Poverty in the United States: A Snapshot
Census figures released in September 2013 confirm that record-high numbers of Americans are living in poverty. The latest data reveal:
One out of seven people in the USA are living in poverty.
In 2012, 46.5 million people were living in poverty in the United States—the largest number in the 54 years the Census has measured poverty.
The poverty rate (the percentage of all people in the United States who were poor) also remained at high levels: 15% for all Americans and 21.8% for children under age 18.
The United States Bureau of the Census measures poverty by comparing household income to the poverty threshold for a household of a given size. The poverty threshold is adjusted each year to take account of changes in the cost-of-living. The poverty threshold is not, however, representative of what a family actually needs for a decent living. For example, in 2012, the weighted average poverty threshold for a household of four was only $23,492.
Almost one out of sixteen people in the USA are living in deep poverty.
People with income 50% below the poverty line are commonly referred to as living in deep poverty; Census figures show that, in 2012, 6.6% of our population, or 20.4 million people, were living in deep poverty.
Racial and ethnic minorities, women, children, and families headed by single women are particularly vulnerable to poverty and deep poverty.
Blacks and Hispanics are more likely than whites to be poor, and to be in poverty and deep poverty.
Census figures reveal a stark contrast in the percentages of non-Hispanic whites living in poverty as compared to Hispanics and blacks. In 2012, 9.7% of non-Hispanic whites (18.9 million) were living in poverty, while over a quarter of Hispanics (13.6 million), and 27.2% of blacks (10.9 million) were living in poverty.
The figures are more dismal when looking at the rates for deep poverty. Compared to non-Hispanic whites, Hispanics are more than twice as likely to live in deep poverty, and blacks are almost three times more likely to live in deep poverty. In 2012, 12.7% of blacks (almost 5.1 million), 10.1% of Hispanics (almost 5.4 million), and 4.3% (8.4 million) of non-Hispanic whites were living in deep poverty.
Children represent more than one-third of the people living in poverty and deep poverty.
In 2012, 73.7 million American children represented 23.7% of the total U.S. population, but made up a disquieting 34.6% of Americans in poverty and a full 35% of Americans living in deep poverty.

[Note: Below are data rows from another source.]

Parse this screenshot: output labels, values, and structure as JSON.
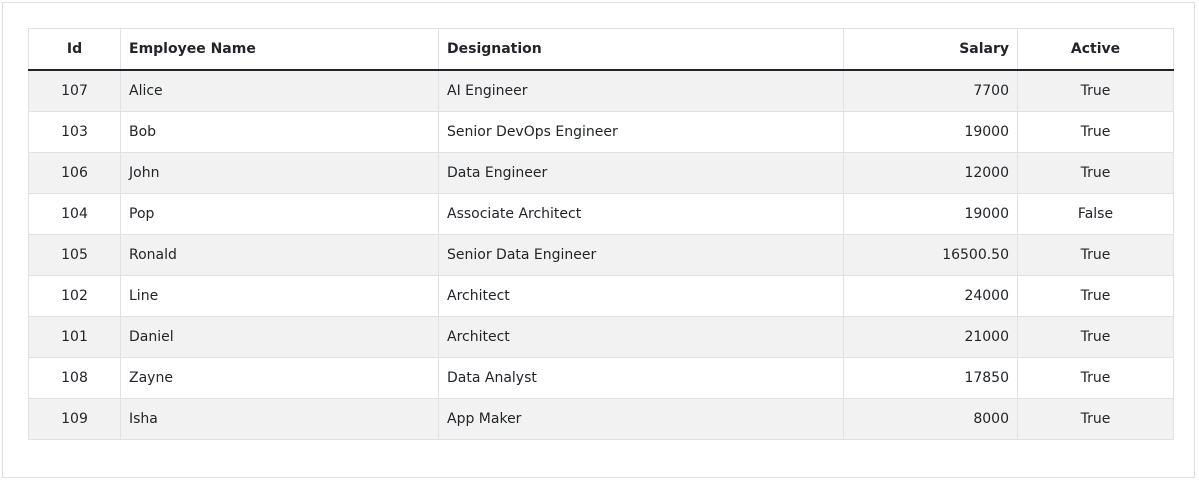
{
  "table": {
    "headers": {
      "id": "Id",
      "name": "Employee Name",
      "designation": "Designation",
      "salary": "Salary",
      "active": "Active"
    },
    "rows": [
      {
        "id": "107",
        "name": "Alice",
        "designation": "AI Engineer",
        "salary": "7700",
        "active": "True"
      },
      {
        "id": "103",
        "name": "Bob",
        "designation": "Senior DevOps Engineer",
        "salary": "19000",
        "active": "True"
      },
      {
        "id": "106",
        "name": "John",
        "designation": "Data Engineer",
        "salary": "12000",
        "active": "True"
      },
      {
        "id": "104",
        "name": "Pop",
        "designation": "Associate Architect",
        "salary": "19000",
        "active": "False"
      },
      {
        "id": "105",
        "name": "Ronald",
        "designation": "Senior Data Engineer",
        "salary": "16500.50",
        "active": "True"
      },
      {
        "id": "102",
        "name": "Line",
        "designation": "Architect",
        "salary": "24000",
        "active": "True"
      },
      {
        "id": "101",
        "name": "Daniel",
        "designation": "Architect",
        "salary": "21000",
        "active": "True"
      },
      {
        "id": "108",
        "name": "Zayne",
        "designation": "Data Analyst",
        "salary": "17850",
        "active": "True"
      },
      {
        "id": "109",
        "name": "Isha",
        "designation": "App Maker",
        "salary": "8000",
        "active": "True"
      }
    ]
  }
}
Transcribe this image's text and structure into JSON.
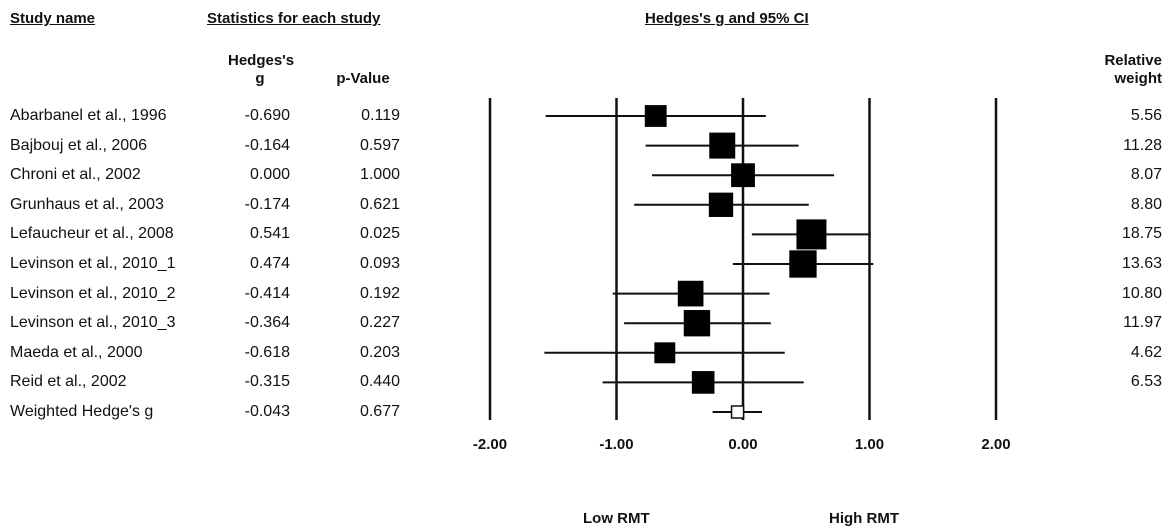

Overall, 21.8% of children under 18—or some 16.1 million American youth—were living below the poverty line. Though the poverty rate of 9.1% for Americans aged 65 and older remained steady since 2011, the number of older Americans in poverty increased from 3.6 million to 3.9 million. For citizens aged 18 to 64, 13.7%—26.5 million—lived in poverty.
Poverty is a women's issue; female-headed families are more likely to be poor.
In 2012, over five million more women than men were living below the poverty line; and two million more women than men were living in deep poverty. For women aged 18 to 64, the poverty rate was 15.4%, compared to 11.9% for men of the same age range. At 11%, the poverty rate for women aged 65 and older is almost double that of men aged 65 and older—6.6%.
Families headed by a single adult are more likely to be headed by women, and these female-headed households are at a greater risk of poverty. Almost 31% of households headed by a single woman were living below the poverty line—nearly five times the 6.3% poverty rate for families headed by a married couple. For households headed by a single male, 16.4% were living in poverty.
Over one-fourth of adults with a disability live in poverty.
In 2012, the poverty rate for Americans aged 18 to 64 living with a disability was 28.4% (4.3 million) compared to 12.5% (22 million) of Americans aged 18 to 64 who did not have disability.
Data from U. S. Census Bureau and other published reports.